Abstract

Methane concentrations and turnover rates were measured throughout the water column at nine stations in the Santa Monica Basin (SMB), at one station in the San Pedro Basin (SPB), and at one station in the Santa Catalina Basin (SCtB) in July 2007 and September 2009. Methane concentrations were elevated throughout the water column, with subsurface (4–15 nmol L−1), midwater (7.5–100 nmol L−1), and bottom‐water (5–242 nmol L−1) maxima. The SMB water column was divided into four depth‐dependent regimes, based on temperature‐salinity relationships and patterns in methane concentration and fractional turnover rate. We propose that distinct physical controls on methane dynamics distinguish these regimes. In the upper water column, methanotrophic activity appears to be controlled by borderland‐scale, seasonal fluctuations in circulation. The midwaters represent a transition regime between northern‐sourced shallow waters and southern‐sourced deep waters, wherein methanotrophic activity decreases with depth to its minimum at 500 m, coinciding with the midwater methane maxima.
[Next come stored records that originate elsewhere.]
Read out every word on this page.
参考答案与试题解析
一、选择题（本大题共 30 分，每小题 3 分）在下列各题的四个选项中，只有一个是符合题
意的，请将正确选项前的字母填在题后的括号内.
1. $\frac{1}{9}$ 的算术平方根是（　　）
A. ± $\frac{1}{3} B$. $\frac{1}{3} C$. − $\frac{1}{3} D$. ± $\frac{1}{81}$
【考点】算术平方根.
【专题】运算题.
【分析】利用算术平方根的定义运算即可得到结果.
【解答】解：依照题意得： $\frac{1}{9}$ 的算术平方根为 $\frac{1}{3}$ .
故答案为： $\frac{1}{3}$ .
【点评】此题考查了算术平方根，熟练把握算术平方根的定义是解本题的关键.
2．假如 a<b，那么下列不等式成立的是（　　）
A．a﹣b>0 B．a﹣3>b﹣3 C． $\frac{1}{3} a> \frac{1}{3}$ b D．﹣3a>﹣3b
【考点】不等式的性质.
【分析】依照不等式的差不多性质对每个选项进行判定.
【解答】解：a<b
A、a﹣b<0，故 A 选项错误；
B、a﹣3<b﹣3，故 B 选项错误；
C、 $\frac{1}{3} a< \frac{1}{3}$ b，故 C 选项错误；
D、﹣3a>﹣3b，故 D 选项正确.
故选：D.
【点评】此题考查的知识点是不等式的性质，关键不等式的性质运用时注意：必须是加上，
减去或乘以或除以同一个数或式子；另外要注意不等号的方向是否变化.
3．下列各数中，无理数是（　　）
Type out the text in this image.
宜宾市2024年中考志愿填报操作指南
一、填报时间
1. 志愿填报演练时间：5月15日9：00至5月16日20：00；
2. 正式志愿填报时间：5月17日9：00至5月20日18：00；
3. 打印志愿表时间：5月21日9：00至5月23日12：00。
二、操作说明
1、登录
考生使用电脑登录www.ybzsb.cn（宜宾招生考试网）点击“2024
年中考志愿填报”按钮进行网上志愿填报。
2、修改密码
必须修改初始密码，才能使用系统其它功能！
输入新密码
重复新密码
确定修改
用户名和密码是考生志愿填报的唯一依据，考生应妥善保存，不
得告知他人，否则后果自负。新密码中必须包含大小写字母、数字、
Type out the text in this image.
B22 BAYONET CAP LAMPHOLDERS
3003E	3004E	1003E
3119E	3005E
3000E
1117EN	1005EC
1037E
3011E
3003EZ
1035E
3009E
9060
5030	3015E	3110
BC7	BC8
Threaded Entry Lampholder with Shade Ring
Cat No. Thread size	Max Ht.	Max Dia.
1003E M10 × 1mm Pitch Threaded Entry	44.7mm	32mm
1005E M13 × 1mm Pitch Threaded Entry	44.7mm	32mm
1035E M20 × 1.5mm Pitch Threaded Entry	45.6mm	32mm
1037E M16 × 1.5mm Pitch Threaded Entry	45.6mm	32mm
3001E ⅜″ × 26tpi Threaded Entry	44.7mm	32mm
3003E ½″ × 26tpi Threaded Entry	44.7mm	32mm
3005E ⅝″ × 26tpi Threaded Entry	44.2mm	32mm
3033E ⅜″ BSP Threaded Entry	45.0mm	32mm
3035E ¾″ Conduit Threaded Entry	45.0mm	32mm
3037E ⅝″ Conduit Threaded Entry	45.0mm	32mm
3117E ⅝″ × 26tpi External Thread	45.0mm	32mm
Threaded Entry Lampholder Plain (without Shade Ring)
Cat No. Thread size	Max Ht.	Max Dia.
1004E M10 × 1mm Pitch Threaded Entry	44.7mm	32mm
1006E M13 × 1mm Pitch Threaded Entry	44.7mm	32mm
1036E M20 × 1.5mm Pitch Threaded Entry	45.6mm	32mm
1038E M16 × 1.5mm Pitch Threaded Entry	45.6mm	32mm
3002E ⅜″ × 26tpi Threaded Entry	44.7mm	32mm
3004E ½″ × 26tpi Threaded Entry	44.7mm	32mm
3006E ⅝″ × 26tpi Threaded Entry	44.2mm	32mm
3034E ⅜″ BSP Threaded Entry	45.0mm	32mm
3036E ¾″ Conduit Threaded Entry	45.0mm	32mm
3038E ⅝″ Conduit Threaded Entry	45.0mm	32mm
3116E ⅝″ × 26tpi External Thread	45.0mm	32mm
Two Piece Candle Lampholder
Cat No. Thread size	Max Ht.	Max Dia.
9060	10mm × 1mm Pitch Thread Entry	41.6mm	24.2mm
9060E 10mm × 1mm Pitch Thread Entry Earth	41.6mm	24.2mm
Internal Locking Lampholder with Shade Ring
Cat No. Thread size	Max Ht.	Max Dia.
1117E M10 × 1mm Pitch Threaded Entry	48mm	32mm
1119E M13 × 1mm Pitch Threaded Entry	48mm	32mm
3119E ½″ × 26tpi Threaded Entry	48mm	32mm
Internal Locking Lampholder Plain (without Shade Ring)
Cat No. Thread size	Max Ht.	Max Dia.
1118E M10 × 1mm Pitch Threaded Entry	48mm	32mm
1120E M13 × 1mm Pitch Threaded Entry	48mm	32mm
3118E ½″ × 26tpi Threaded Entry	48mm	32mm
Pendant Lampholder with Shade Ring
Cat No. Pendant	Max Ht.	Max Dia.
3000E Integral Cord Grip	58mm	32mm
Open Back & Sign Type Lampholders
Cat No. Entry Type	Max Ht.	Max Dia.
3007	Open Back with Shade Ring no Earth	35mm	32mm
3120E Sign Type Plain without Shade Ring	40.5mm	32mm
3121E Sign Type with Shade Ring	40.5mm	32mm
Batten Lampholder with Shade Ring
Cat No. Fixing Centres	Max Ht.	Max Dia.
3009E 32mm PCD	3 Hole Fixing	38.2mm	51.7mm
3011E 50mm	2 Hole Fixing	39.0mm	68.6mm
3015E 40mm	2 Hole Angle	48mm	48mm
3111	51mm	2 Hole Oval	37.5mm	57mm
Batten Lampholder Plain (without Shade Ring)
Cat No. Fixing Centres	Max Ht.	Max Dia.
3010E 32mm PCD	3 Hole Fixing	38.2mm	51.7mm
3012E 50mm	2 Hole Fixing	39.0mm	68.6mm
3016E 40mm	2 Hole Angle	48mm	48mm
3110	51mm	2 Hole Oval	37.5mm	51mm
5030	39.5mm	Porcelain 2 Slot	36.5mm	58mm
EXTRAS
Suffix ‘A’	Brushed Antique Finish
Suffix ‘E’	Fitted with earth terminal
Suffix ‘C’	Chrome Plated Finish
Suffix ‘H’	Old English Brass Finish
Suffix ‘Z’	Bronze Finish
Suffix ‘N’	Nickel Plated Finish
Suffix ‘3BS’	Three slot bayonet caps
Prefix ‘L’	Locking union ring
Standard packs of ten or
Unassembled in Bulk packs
Below 500 m, methanotrophic activity increases to the sill depth of 737 m, coincident with increasingly restricted circulation of water. Bottom waters are restricted from through‐basin circulation. These waters were oxygen depleted, but methane input sustained an active psychrotolerant methanotrophic community and had some of the fastest aerobic methane oxidation rates yet reported in the marine environment.